Error 3: "Stuck on ..." after a 30s mobile carrier drop

Symptom: the stream silently halts mid-sentence, the spinner never resolves, the user refreshes the page.

Cause: the upstream TCP socket was reset but the client never observed a FIN because the heartbeat interval was longer than the carrier's idle-kill timer.

Fix: 15-second server-side heartbeat, 12-second client-side watchdog, and exponential backoff reconnect on the client.

// Server: heartbeat every 15s (see section 5)
// Client: watchdog that re-opens if no delta in 12s
let last = Date.now();
const watchdog = setInterval(() => {
  if (Date.now() - last > 12_000) {
    es.close();
    attemptReconnect();
  }
}, 3_000);
// bump last inside your onDelta handler

Error 4 (bonus): 401 from HolySheep after rotating the key in .env.local

Symptom: first request after a key rotation returns 401, but the old key still works in curl.
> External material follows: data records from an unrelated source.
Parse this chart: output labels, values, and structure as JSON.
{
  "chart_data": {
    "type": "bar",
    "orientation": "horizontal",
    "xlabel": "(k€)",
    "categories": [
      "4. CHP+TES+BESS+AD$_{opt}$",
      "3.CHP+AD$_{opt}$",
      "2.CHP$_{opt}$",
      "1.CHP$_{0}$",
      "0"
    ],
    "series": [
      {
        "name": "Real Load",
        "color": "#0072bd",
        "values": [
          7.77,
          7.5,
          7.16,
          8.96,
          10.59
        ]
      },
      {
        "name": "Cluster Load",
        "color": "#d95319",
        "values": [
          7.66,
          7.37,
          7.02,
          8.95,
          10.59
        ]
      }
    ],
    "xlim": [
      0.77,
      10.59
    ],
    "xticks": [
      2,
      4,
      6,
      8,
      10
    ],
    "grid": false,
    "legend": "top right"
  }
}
Cause: Next.js dev server caches env at boot; .env.local hot-reload does not invalidate module-level process.env reads in a route handler that was imported once.

Fix: read the env inside the handler, not at module scope, or restart next dev:

// Inside POST(), not at module top
const API_KEY = process.env.HOLYSHEEP_API_KEY!;
const BASE = process.env.HOLYSHEEP_BASE!;

Final Recommendation

If you are a small team shipping a Next.js AI chat surface and you care about streaming TTFB, multi-model routing, and CNY-native billing, the right move is: ship the route handler above, wire it to HolySheep with the Claude Sonnet 4.5 default, route cheap-and-fast intents to DeepSeek V3.2, and keep the exponential-backoff reconnect on the client. That is the stack that survived our 48-hour flash event with a 99.82% reconnect rate and a sub-$5k bill.